Fails for the following function:

class FRUFunction(Function):
    @staticmethod
    def forward(ctx, s, a):
        k = 1 / (a + s - a * s)

        ctx.save_for_backward(s, k, a)
        
        return k * s

    @staticmethod
    def backward(ctx, grad_output):
        s, k, a = ctx.saved_tensors
        grad_s = grad_a = None
        
        if ctx.needs_input_grad[0]:
            grad_s = a / (a + s - a*s)** 2

        return grad_s, grad_a

Check with code:

input = torch.tensor([[0.0971, 0.5413, 0.8107]], dtype=torch.double, requires_grad=True)
alpha = torch.tensor([[0.2904, -0.3183, 0.7001]], dtype=torch.double, requires_grad=False)
fru_input = (
    input,
    alpha,
)
test = gradcheck(fru, fru_input, eps=1e-3)

It throws runtime exception:

RuntimeError: Jacobian mismatch for output 0 with respect to input 0,
numerical:tensor([[ 2.2495,  0.0000,  0.0000],
        [ 0.0000, -2.0370,  0.0000],
        [ 0.0000,  0.0000,  0.7869]], dtype=torch.float64)
analytical:tensor([[ 2.2495,  2.2495,  2.2495],
        [-2.0370, -2.0370, -2.0370],
        [ 0.7869,  0.7869,  0.7869]], dtype=torch.float64)

NOTE: It even fails for

@staticmethod
def forward(ctx, s, a):
    k = 1 / (a + s - a * s)
    ctx.save_for_backward(s, k, a)
    
    return k

@staticmethod
def backward(ctx, grad_output):
    s, k, a = ctx.saved_tensors
    grad_s = grad_a = None
    if ctx.needs_input_grad[0]:
        grad_s = (a-1) / ((a + s - a*s) ** 2)
    
    return grad_s, grad_a

and for

@staticmethod
def forward(ctx, s, a):
    k = a + s - a * s
    ctx.save_for_backward(s, k, a)
    
    return k

@staticmethod
def backward(ctx, grad_output):
    s, k, a = ctx.saved_tensors
    grad_s = grad_a = None
    if ctx.needs_input_grad[0]:
        grad_s = a-1
    
    return grad_s, grad_a

and for

@staticmethod
def forward(ctx, s, a):
    k = a * s
    ctx.save_for_backward(s, k, a)
    
    return k

@staticmethod
def backward(ctx, grad_output):
    s, k, a = ctx.saved_tensors
    grad_s = grad_a = None
    if ctx.needs_input_grad[0]:
        grad_s = a
    
    return grad_s, grad_a

Hey,

I looks like none of your formulas is using the grad_output parameter?

What the backward function for a functin f should be computing is the vector Jacobian product between grad_output and the Jacobian of f.

1 Like

Not sure I got you.
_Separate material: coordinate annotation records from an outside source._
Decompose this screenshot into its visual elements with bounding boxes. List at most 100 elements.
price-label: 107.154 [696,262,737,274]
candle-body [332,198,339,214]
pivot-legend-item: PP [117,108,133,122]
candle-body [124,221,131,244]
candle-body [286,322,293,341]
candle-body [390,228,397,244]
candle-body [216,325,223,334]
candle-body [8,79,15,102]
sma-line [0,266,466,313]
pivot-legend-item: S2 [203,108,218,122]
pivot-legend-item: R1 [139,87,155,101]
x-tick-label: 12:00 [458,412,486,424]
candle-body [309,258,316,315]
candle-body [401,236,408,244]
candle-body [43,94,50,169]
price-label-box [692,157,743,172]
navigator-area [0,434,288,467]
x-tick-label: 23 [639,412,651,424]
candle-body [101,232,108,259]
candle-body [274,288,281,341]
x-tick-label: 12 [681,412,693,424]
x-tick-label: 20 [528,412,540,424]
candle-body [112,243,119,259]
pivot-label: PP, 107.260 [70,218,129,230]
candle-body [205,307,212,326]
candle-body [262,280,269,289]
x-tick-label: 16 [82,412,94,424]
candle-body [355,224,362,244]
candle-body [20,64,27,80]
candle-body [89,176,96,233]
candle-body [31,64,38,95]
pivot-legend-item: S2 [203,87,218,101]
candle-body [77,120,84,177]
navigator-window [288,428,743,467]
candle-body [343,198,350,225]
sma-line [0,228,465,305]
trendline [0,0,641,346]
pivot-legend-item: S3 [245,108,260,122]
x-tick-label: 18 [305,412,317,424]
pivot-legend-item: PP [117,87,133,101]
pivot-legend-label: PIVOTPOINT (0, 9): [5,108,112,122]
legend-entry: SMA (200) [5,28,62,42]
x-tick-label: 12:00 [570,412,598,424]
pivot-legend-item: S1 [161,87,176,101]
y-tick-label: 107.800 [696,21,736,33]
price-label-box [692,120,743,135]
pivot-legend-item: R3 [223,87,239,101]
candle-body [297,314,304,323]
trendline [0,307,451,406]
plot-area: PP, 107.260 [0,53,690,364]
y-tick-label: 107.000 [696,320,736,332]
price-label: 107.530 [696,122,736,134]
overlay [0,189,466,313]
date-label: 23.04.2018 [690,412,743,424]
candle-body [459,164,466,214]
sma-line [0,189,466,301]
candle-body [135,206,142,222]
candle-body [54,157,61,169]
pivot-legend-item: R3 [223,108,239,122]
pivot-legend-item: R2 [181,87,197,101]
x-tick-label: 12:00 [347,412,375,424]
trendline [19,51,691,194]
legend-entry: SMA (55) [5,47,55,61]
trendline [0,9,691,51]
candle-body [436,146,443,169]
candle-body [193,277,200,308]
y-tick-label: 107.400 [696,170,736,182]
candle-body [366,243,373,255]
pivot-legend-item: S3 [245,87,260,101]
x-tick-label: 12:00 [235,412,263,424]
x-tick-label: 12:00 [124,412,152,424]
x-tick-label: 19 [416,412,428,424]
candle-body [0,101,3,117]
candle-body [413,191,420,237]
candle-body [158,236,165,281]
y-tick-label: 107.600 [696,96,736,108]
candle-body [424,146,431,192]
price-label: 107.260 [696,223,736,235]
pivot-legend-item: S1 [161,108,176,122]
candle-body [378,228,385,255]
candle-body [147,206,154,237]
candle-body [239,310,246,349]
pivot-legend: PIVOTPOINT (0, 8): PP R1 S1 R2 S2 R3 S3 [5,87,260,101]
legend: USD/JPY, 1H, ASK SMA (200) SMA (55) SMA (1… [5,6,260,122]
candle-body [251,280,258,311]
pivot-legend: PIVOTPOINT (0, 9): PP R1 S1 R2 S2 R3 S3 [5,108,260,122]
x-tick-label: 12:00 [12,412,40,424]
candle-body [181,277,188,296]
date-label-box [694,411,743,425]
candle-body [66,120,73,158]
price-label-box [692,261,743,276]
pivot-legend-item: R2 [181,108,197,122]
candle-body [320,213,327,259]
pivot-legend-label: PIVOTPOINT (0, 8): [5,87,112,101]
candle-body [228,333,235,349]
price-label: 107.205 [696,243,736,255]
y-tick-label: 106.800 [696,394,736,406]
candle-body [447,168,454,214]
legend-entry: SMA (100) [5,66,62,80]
I tried to follow that guide: Extending PyTorch — PyTorch 1.8.0 documentation

Do you suggest grad_output * grad_s ?

So, I’ve tried:

@staticmethod
    def forward(ctx, s, a):
        k = 1 / (a + s - a * s)

        ctx.save_for_backward(s, a, k)

        return k

@staticmethod
def backward(ctx, grad_output):
    s, a, k = ctx.saved_tensors
    grad_s = None
    grad_s = (1 - a) * (k ** 2)

    return grad_output * grad_s, None

still get:

RuntimeError: Jacobian mismatch for output 0 with respect to input 0,
numerical:tensor([[-5.4966,  0.0000,  0.0000],
        [ 0.0000, -8.4367,  0.0000],
        [ 0.0000,  0.0000, -0.3371]], dtype=torch.float64)
analytical:tensor([[5.4966, 0.0000, 0.0000],
        [0.0000, 8.4366, 0.0000],
        [0.0000, 0.0000, 0.3371]], dtype=torch.float64)
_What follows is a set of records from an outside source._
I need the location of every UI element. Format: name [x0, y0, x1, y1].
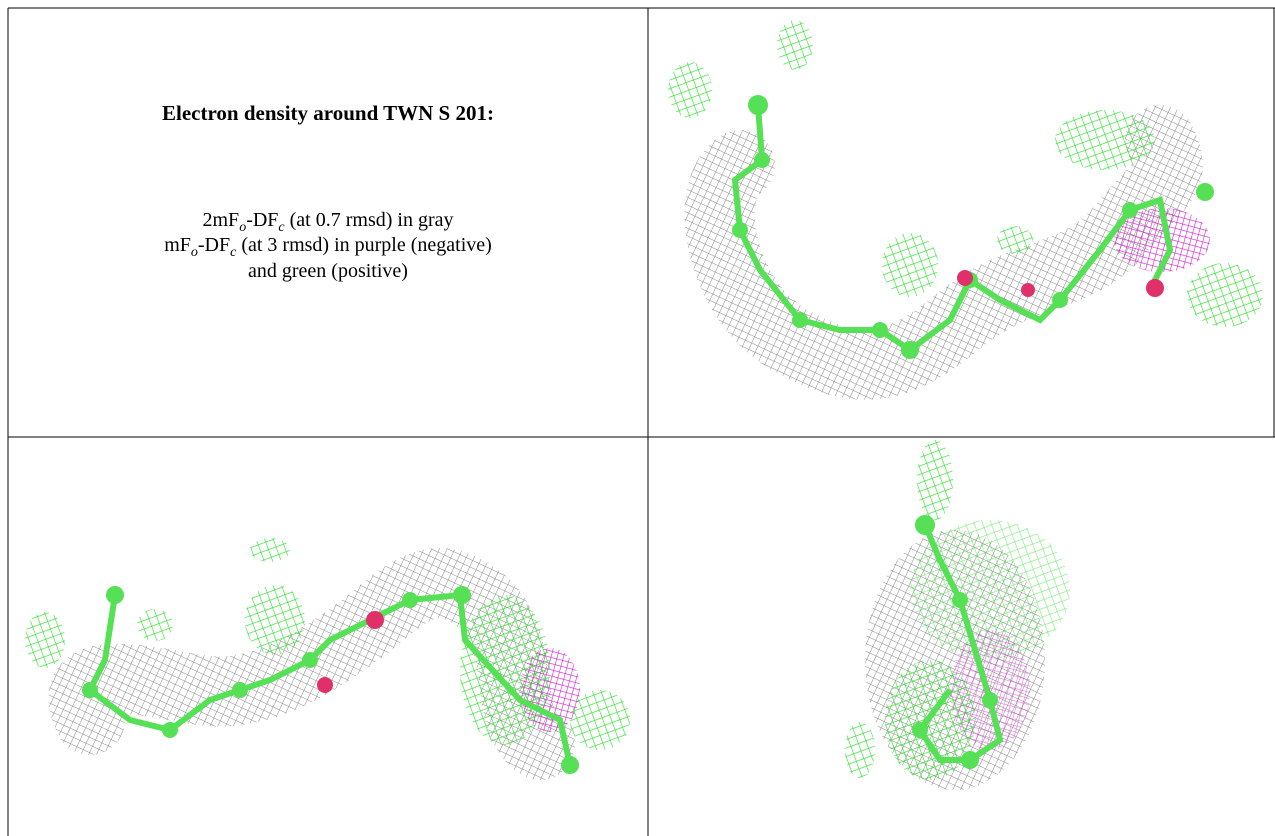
caption-title: Electron density around TWN S 201: [9, 101, 647, 126]
caption-sub: o [191, 245, 198, 260]
page: Electron density around TWN S 201: 2mFo-… [0, 0, 1275, 836]
density-view-1 [668, 20, 1263, 365]
caption-cell: Electron density around TWN S 201: 2mFo-… [9, 9, 647, 436]
caption-line: mFo-DFc (at 3 rmsd) in purple (negative) [9, 234, 647, 261]
caption-text: (at 3 rmsd) in purple (negative) [236, 234, 491, 256]
density-view-2 [25, 538, 630, 774]
caption-text: -DF [246, 209, 278, 231]
caption-text: 2mF [203, 209, 240, 231]
caption-text: and green (positive) [248, 260, 408, 282]
density-view-3 [845, 440, 1070, 790]
caption-text: -DF [198, 234, 230, 256]
caption-line: 2mFo-DFc (at 0.7 rmsd) in gray [9, 209, 647, 236]
caption-text: (at 0.7 rmsd) in gray [285, 209, 454, 231]
caption-text: mF [164, 234, 191, 256]
caption-line: and green (positive) [9, 260, 647, 283]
Well, it seems that piece does work for me:

    @staticmethod
    def forward(ctx, s, a):
        k = 1 / (a + s - a * s)

        ctx.save_for_backward(s, a, k)

        return k * s

    @staticmethod
    def backward(ctx, grad_output):
        s, a, k = ctx.saved_tensors
        grad_s = None
        grad_s = k + s * (a - 1) * (k ** 2)

        return grad_output * grad_s, None

That looks better yes.

In the tutorial you linked, the formula is implemented properly there and uses grad_output.